Geographic · April 26, 2017, 3:20am

@mobiledeveloper (i’ve seen your avisynth script)
Keep in mind that this does currently not work with motion vectors.
And the flickering currently is mainly I believe a de-noise artefact. (do the new AO hacks and texture cull, cause less flicker ?)

I think, the knowledge of movement is allready known inside blender (ea the motion blur option)
So in theory i think there is a speedup possible as there is no need to analyze and calculate again a vectorized result afterwards.

Also as Razorblade described it, I think there might not even be a need to have a 9:9:9 matrix of squares to look for similarities.
As movement of objects is known per object, current square displacement would lead to exact position of previous frame(s).
So in time 1:1:1 square search would in most case solve it. (just think of it that it adds 2 render passes for free !).

>> 1:1:1 a single square compared against a single square over 3 frames

Though despite the speedup, i think one shouldnt render below a certain detail treshold with this.
When i look at the tree rail example, then there is loss on detail although it looks nice.

Mobiledeveloper · April 26, 2017, 8:09am

oo :). Vapour S. I see that you also wanted the filter to be in the blender. I was inspired by original vapor synth thread.

I was trying it but without success. I gave up. for me, Avisynth was easier to setup :).

anyway I hope this node will be faster :/.

Geographic:

@mobiledeveloper (i’ve seen your avisynth script)
Keep in mind that this does currently not work with motion vectors.
And the flickering currently is mainly I believe a de-noise artefact. (do the new AO hacks and texture cull, cause less flicker ?)

I think, the knowledge of movement is allready known inside blender (ea the motion blur option)
So in theory i think there is a speedup possible as there is no need to analyze and calculate again a vectorized result afterwards.

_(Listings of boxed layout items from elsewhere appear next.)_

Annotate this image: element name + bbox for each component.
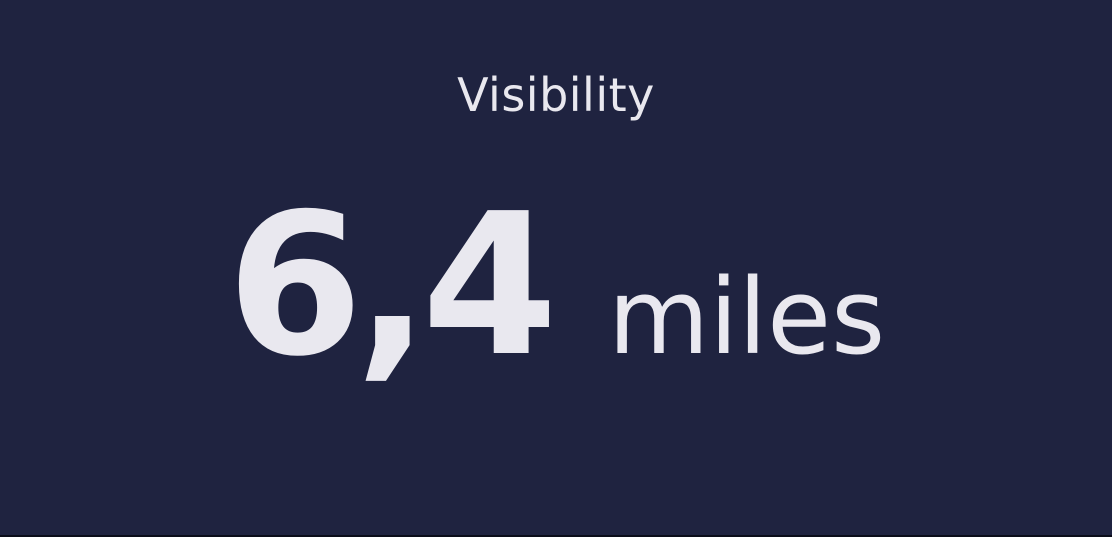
visibility-value: 6,4 bbox=[226, 172, 558, 400]
visibility-reading: 6,4 miles bbox=[0, 188, 1112, 384]
visibility-card: Visibility 6,4 miles bbox=[0, 0, 1112, 537]
widget-title: Visibility bbox=[457, 68, 655, 122]
visibility-unit: miles bbox=[607, 256, 886, 378]
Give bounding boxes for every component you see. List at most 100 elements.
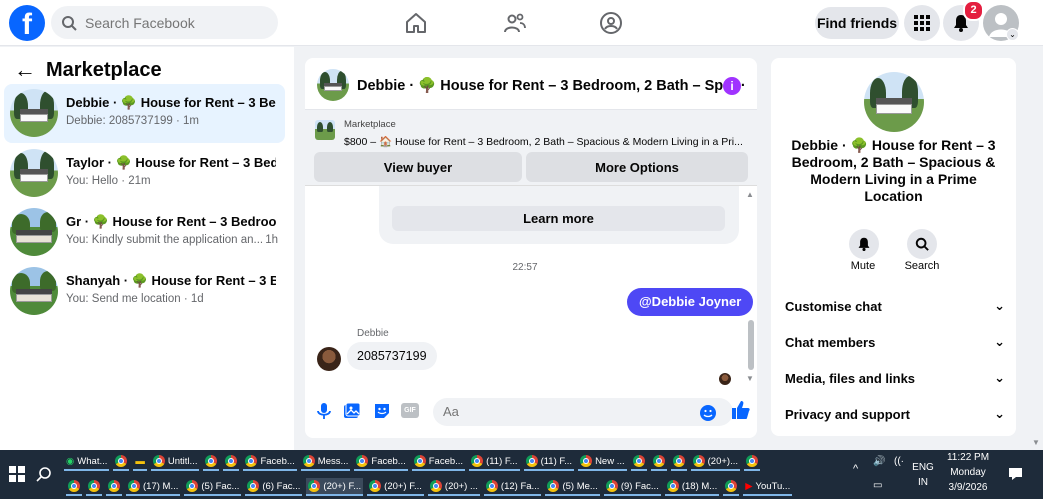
language-code: ENG [912, 462, 934, 473]
find-friends-button[interactable]: Find friends [815, 7, 899, 39]
taskbar-app[interactable]: (18) M... [664, 478, 720, 496]
sender-avatar[interactable] [317, 347, 341, 371]
chevron-down-icon: ⌄ [994, 298, 1005, 313]
learn-more-button[interactable]: Learn more [392, 206, 725, 231]
info-icon[interactable]: i [723, 77, 741, 95]
volume-icon[interactable]: 🔊 [873, 456, 885, 467]
groups-icon[interactable] [599, 11, 623, 35]
photo-icon[interactable] [343, 402, 361, 420]
gif-button[interactable]: GIF [401, 403, 419, 418]
emoji-icon[interactable] [699, 404, 717, 422]
profile-chevron-icon[interactable]: ⌄ [1006, 28, 1019, 41]
my-message-bubble[interactable]: @Debbie Joyner [627, 288, 754, 316]
taskbar-app[interactable] [66, 478, 82, 496]
notification-center-icon[interactable] [1008, 467, 1023, 481]
taskbar-app[interactable]: (6) Fac... [245, 478, 303, 496]
taskbar-search-icon[interactable] [36, 466, 52, 482]
language-indicator[interactable]: ENG IN [910, 462, 936, 488]
more-options-button[interactable]: More Options [526, 152, 748, 182]
mute-button[interactable] [849, 229, 879, 259]
taskbar-app[interactable] [670, 453, 687, 471]
battery-icon[interactable]: ▭ [873, 480, 882, 491]
conversation-name: Debbie · 🌳 House for Rent – 3 Be... [66, 95, 276, 110]
page-scroll-down-icon[interactable]: ▼ [1032, 438, 1040, 447]
taskbar-app[interactable]: (5) Fac... [184, 478, 242, 496]
taskbar-app[interactable] [106, 478, 122, 496]
taskbar-app[interactable] [650, 453, 667, 471]
chat-listing-avatar[interactable] [317, 69, 349, 101]
sticker-icon[interactable] [373, 402, 391, 420]
chrome-icon [88, 480, 100, 492]
details-listing-avatar[interactable] [864, 72, 924, 132]
friends-icon[interactable] [503, 11, 527, 35]
youtube-icon: ▶ [745, 480, 753, 492]
chat-scroll-up-icon[interactable]: ▲ [746, 190, 754, 199]
taskbar-app-label: (20+) ... [444, 480, 478, 492]
taskbar-app[interactable]: ▬ [133, 453, 147, 471]
chrome-icon [632, 455, 645, 467]
taskbar-app[interactable]: (17) M... [126, 478, 181, 496]
taskbar-app[interactable]: (9) Fac... [603, 478, 661, 496]
conversation-preview: Debbie: 2085737199 · 1m [66, 115, 199, 127]
chat-scrollbar[interactable] [748, 320, 754, 370]
taskbar-app[interactable] [113, 453, 130, 471]
taskbar-app[interactable]: Faceb... [411, 453, 466, 471]
taskbar-app[interactable] [86, 478, 102, 496]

Also as Razorblade described it, I think there might not even be a need to have a 9:9:9 matrix of squares to look for similarities.
As movement of objects is known per object, current square displacement would lead to exact position of previous frame(s).
So in time 1:1:1 square search would in most case solve it. (just think of it that it adds 2 render passes for free !).

>> 1:1:1 a single square compared against a single square over 3 frames

Though despite the speedup, i think one shouldnt render below a certain detail treshold with this.
When i look at the tree rail example, then there is loss on detail although it looks nice.

Yes, this node isn’t motion vector based but denoising result are great.

As you said, the motion vector should be possible to implement in blender and should give much better quality than generating movement vector based on 2D image. I don’t know I hope :).

anyway, maybe if the denoising result in this denoising node will be more consistent by using this node then the flickering of animation could be less noticable.

YAFU · April 26, 2017, 8:25am

There is a big advantage with VapourSynth against AviSynth, VapourSynth is cross platform (Regarding Blender integration).
I have noticed that you like to experience a lot with this . If you want you can install Ubuntu based Linux distro, and try this:

It is really easy try it on Linux.

lsscpp · April 26, 2017, 8:39am

and it also speaks Python

Ace_Dragon · April 26, 2017, 2:14pm

I don’t know if getting this supported by the GPU is the only route to take here.

Chances are, there could be a lot of areas where the code as-is could be optimized and made a bit faster that way, as the code within the patch is complex and lengthy.